A significant part of his professional development came through two five-month stays in the United States under the “Work and Travel” program. Working on Martha’s Vineyard, one of America’s most renowned summer destinations in the state of Massachusetts, he not only improved his English but also gained valuable experience in professional kitchens.

“There I met and worked with people from all over the world, including Jamaica, Spain, India, Bulgaria, and the United States. Despite our cultural differences, we shared a common passion for food and hospitality. Those experiences helped shape me both professionally and personally,” Jošilo explained.

According to him, success in modern gastronomy requires constant experimentation, the use of unique spices, and the adoption of innovative cooking and presentation techniques. He emphasizes that quality cuisine is impossible without excellent ingredients, reliable colleagues, and a supportive working environment.

Jošilo believes Serbian cuisine deserves far greater international recognition.

He points to specialties such as Karađorđeva schnitzel, ćevapi, premium cheeses, and mountain lamb as products capable of competing with world-famous culinary brands.

“The quality of ingredients is crucial. We prepare homemade pasta, gnocchi, and bread, and we use locally sourced meat, vegetables, fruits, and eggs. It may be more expensive than industrial alternatives, but the difference in taste is incomparable. Our goal is to serve guests the kind of food they would gladly eat in their own homes,” he said.

The restaurant’s menu offers something for every palate. Traditional dishes remain the most popular choice among guests, but there is also growing interest in more adventurous culinary experiences.

For true gourmets, Jošilo recommends osso buco, a beef shank prepared using the French sous-vide technique. The meat is slow-cooked in a vacuum for 13 hours at a carefully controlled temperature and served with homemade mashed potatoes and purple onion jam. For dessert, guests most often choose the restaurant’s signature floating islands, which have become one of its best-selling sweet specialties.

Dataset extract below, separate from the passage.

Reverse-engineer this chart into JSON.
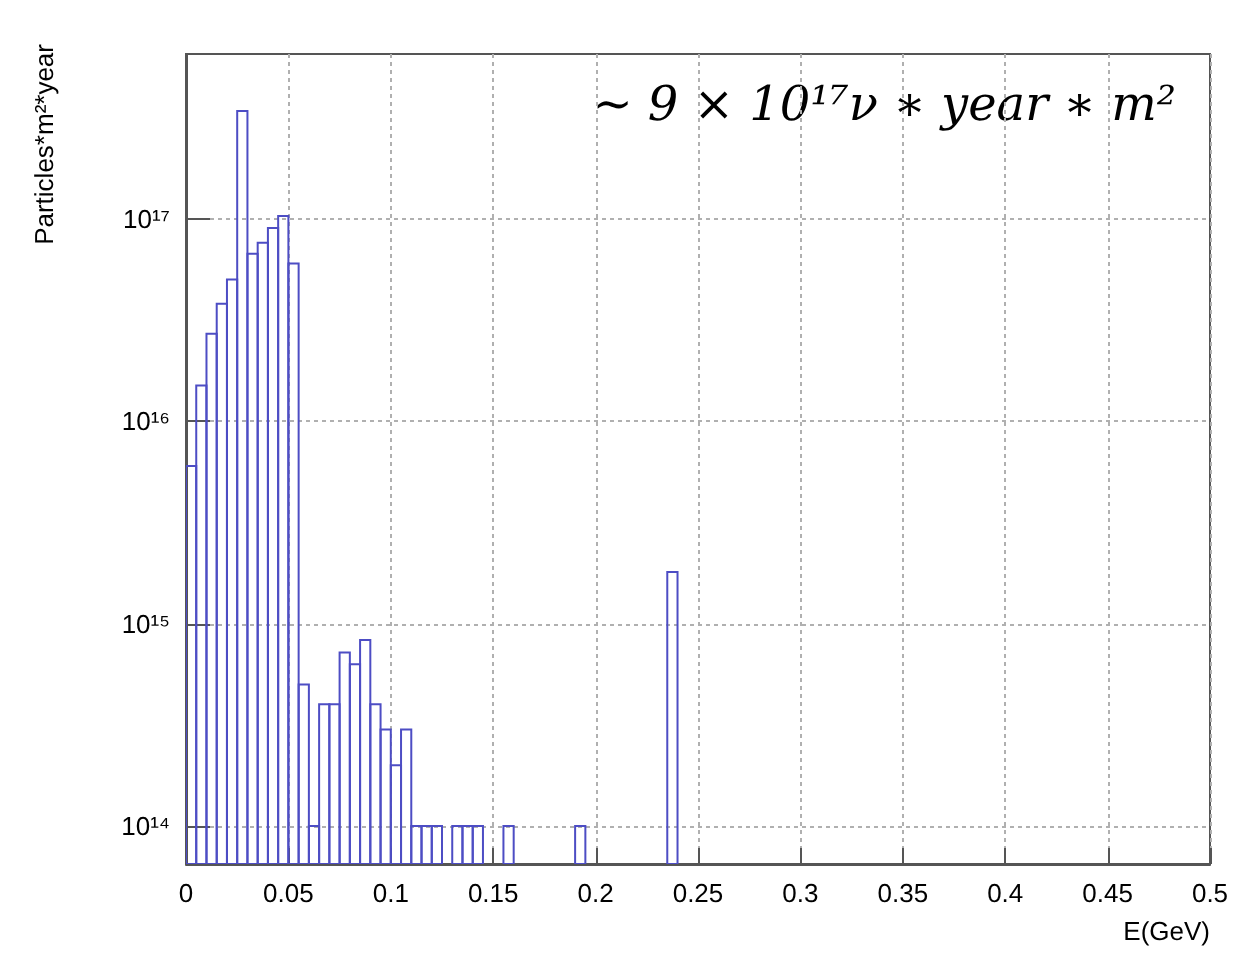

While every chef has a few closely guarded secrets, Jošilo believes that passion remains the most important ingredient in any dish.

Despite having traveled extensively and gained valuable international experience, he sees his future in Bijeljina. He is convinced that young people who are willing to work hard can build successful careers at home.

Committed to continuous learning and professional growth, Jošilo has ambitious plans for the future and is confident that dedication, perseverance, and a genuine love for gastronomy will help him achieve them.